Company Supplies For Home Offices

Mar 11th, 2021

As our workforce remains remote, many employees are now requesting company provided supplies for their home offices. What should we be offering and are any of these items mandated by law?  

Sheri's Response

Who would’ve thought we’d still be experiencing this scenario one year later? We’ve all watched employers push back return-to-office dates, first being the day after Labor Day, 2020 then January 2, 2021, then June 1, 2021 and now the majority discussing “indefinite” remote working arrangements.  While progressive employers have been offering telework benefits for years, never have we witnessed the majority of employers (public and private sector) contemplating their entire workforce working offsite.  Obvious exceptions include retail, fast food, manufacturing and other onsite essential staff.  We are also witnessing a trend where employees are choosing to place their Midwest homes on the market and move to Florida, Georgia, Tennessee or Arizona to work remotely full-time.  Global companies are quickly defining approval protocols and other tracking measures that ensure these unique conditions run smoothly. While some of these organizations are open to these types of relocation, most are prohibiting international relocations.

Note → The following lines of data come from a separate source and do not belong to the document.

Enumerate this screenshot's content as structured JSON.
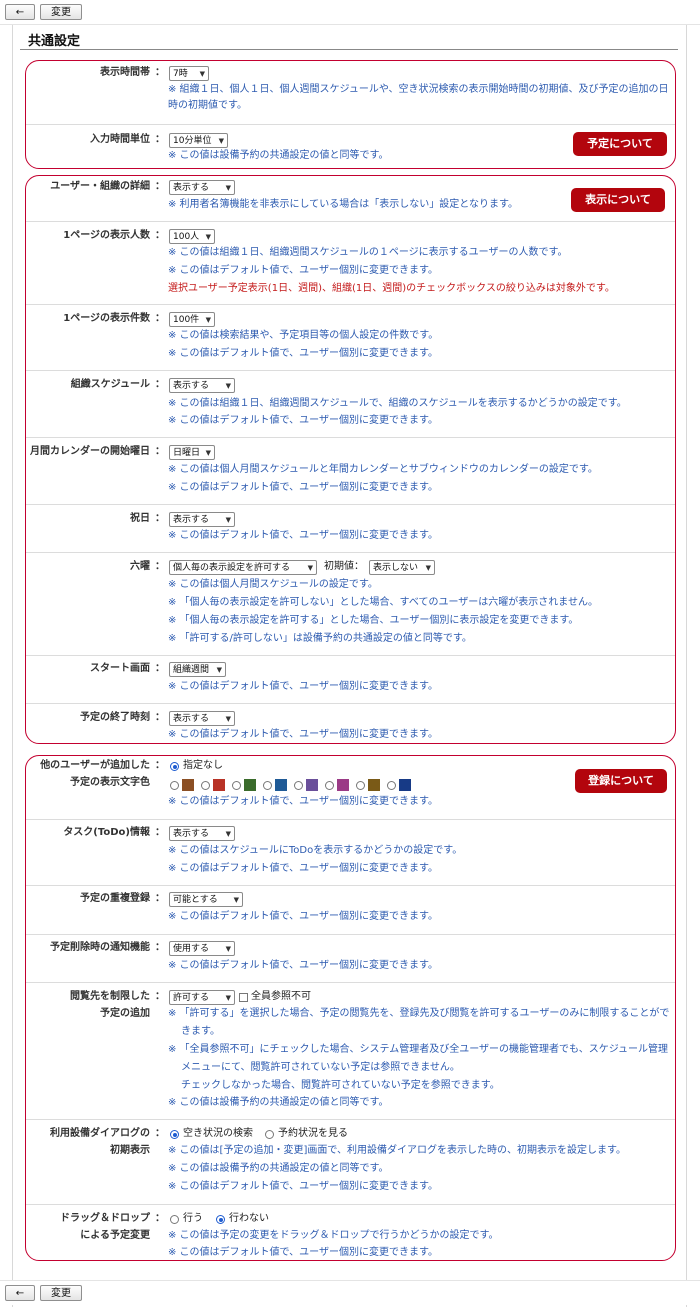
{
  "toolbar": {
    "back_icon": "←",
    "save_label": "変更"
  },
  "page_title": "共通設定",
  "colors": {
    "accent_red": "#c3002f",
    "note_blue": "#2d5bb0",
    "pill_red": "#b3050d"
  },
  "buttons": {
    "schedule_about": "予定について",
    "display_about": "表示について",
    "register_about": "登録について"
  },
  "s1": {
    "label": "表示時間帯",
    "value": "7時",
    "note1": "※ 組織１日、個人１日、個人週間スケジュールや、空き状況検索の表示開始時間の初期値、及び予定の追加の日",
    "note2": "時の初期値です。"
  },
  "s2": {
    "label": "入力時間単位",
    "value": "10分単位",
    "note1": "※ この値は設備予約の共通設定の値と同等です。"
  },
  "s3": {
    "label": "ユーザー・組織の詳細",
    "value": "表示する",
    "note1": "※ 利用者名簿機能を非表示にしている場合は「表示しない」設定となります。"
  },
  "s4": {
    "label": "1ページの表示人数",
    "value": "100人",
    "note1": "※ この値は組織１日、組織週間スケジュールの１ページに表示するユーザーの人数です。",
    "note2": "※ この値はデフォルト値で、ユーザー個別に変更できます。",
    "note3": "選択ユーザー予定表示(1日、週間)、組織(1日、週間)のチェックボックスの絞り込みは対象外です。"
  },
  "s5": {
    "label": "1ページの表示件数",
    "value": "100件",
    "note1": "※ この値は検索結果や、予定項目等の個人設定の件数です。",
    "note2": "※ この値はデフォルト値で、ユーザー個別に変更できます。"
  },
  "s6": {
    "label": "組織スケジュール",
    "value": "表示する",
    "note1": "※ この値は組織１日、組織週間スケジュールで、組織のスケジュールを表示するかどうかの設定です。",
    "note2": "※ この値はデフォルト値で、ユーザー個別に変更できます。"
  },
  "s7": {
    "label": "月間カレンダーの開始曜日",
    "value": "日曜日",
    "note1": "※ この値は個人月間スケジュールと年間カレンダーとサブウィンドウのカレンダーの設定です。",
    "note2": "※ この値はデフォルト値で、ユーザー個別に変更できます。"
  },
  "s8": {
    "label": "祝日",
    "value": "表示する",
    "note1": "※ この値はデフォルト値で、ユーザー個別に変更できます。"
  },
  "s9": {
    "label": "六曜",
    "value": "個人毎の表示設定を許可する",
    "initial_label": "初期値：",
    "initial_value": "表示しない",
    "note1": "※ この値は個人月間スケジュールの設定です。",
    "note2": "※ 「個人毎の表示設定を許可しない」とした場合、すべてのユーザーは六曜が表示されません。",
    "note3": "※ 「個人毎の表示設定を許可する」とした場合、ユーザー個別に表示設定を変更できます。",
    "note4": "※ 「許可する/許可しない」は設備予約の共通設定の値と同等です。"
  },
  "s10": {
    "label": "スタート画面",
    "value": "組織週間",
    "note1": "※ この値はデフォルト値で、ユーザー個別に変更できます。"
  },
  "s11": {
    "label": "予定の終了時刻",
    "value": "表示する",
    "note1": "※ この値はデフォルト値で、ユーザー個別に変更できます。"
  },
  "s12": {
    "label1": "他のユーザーが追加した",
    "label2": "予定の表示文字色",
    "option_none": "指定なし",
    "swatches": [
      "#8b4f24",
      "#b83226",
      "#3a6b2b",
      "#1f5a96",
      "#6a4f9a",
      "#9b3a86",
      "#7a5a17",
      "#173a86"
    ],
    "note1": "※ この値はデフォルト値で、ユーザー個別に変更できます。"
  },
  "s13": {
    "label": "タスク(ToDo)情報",
    "value": "表示する",
    "note1": "※ この値はスケジュールにToDoを表示するかどうかの設定です。",
    "note2": "※ この値はデフォルト値で、ユーザー個別に変更できます。"
  },
  "s14": {
    "label": "予定の重複登録",
    "value": "可能とする",
    "note1": "※ この値はデフォルト値で、ユーザー個別に変更できます。"
  },
  "s15": {
    "label": "予定削除時の通知機能",
    "value": "使用する",
    "note1": "※ この値はデフォルト値で、ユーザー個別に変更できます。"
  },
  "s16": {
    "label1": "閲覧先を制限した",
    "label2": "予定の追加",
    "value": "許可する",
    "checkbox_label": "全員参照不可",
    "note1": "※ 「許可する」を選択した場合、予定の閲覧先を、登録先及び閲覧を許可するユーザーのみに制限することがで",
    "note2": "きます。",
    "note3": "※ 「全員参照不可」にチェックした場合、システム管理者及び全ユーザーの機能管理者でも、スケジュール管理",
    "note4": "メニューにて、閲覧許可されていない予定は参照できません。",
    "note5": "チェックしなかった場合、閲覧許可されていない予定を参照できます。",
    "note6": "※ この値は設備予約の共通設定の値と同等です。"
  },
  "s17": {
    "label1": "利用設備ダイアログの",
    "label2": "初期表示",
    "option1": "空き状況の検索",
    "option2": "予約状況を見る",
    "note1": "※ この値は[予定の追加・変更]画面で、利用設備ダイアログを表示した時の、初期表示を設定します。",
    "note2": "※ この値は設備予約の共通設定の値と同等です。",
    "note3": "※ この値はデフォルト値で、ユーザー個別に変更できます。"
  },
  "s18": {
    "label1": "ドラッグ＆ドロップ",
    "label2": "による予定変更",
    "option1": "行う",
    "option2": "行わない",
    "note1": "※ この値は予定の変更をドラッグ＆ドロップで行うかどうかの設定です。",
    "note2": "※ この値はデフォルト値で、ユーザー個別に変更できます。"
  },
  "colon": "："
}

Now relative to your specific question regarding supplies, I would suggest generating a list of what might be needed to perform essential functions eg. hardware needs, office chair, files, paper, phone, etc.  Some organizations have provided a one-time financial allotment for employees to use as they please, while others are arranging for employees to simply come into the office and take what they need to perform their work.  Now, there is no legal requirement to provide supplies or even reimburse employees for example for internet charges, with the exception of a few states in the U.S.  

My advice would be to simply compensate employees for a proper office chair or at the very least, give  employees their chair from the onsite office, which could help prevent any unwanted workers compensation claims.  The HR community has been buzzing about what they expect will be rising (and popular) worker compensation charges in 2021, as home environments will probably fall short of ergonomic safety. Even the simple dining room table aka employee’s desk, is probably not at the proper height to work from 8 hours/day.  Last, I would suggest to simply use common sense and treat employees with respect regarding supply requests. Many are balancing their demanding home and work lives, and your best retention strategy is to support and respect your staff’s needs, especially during these critical times.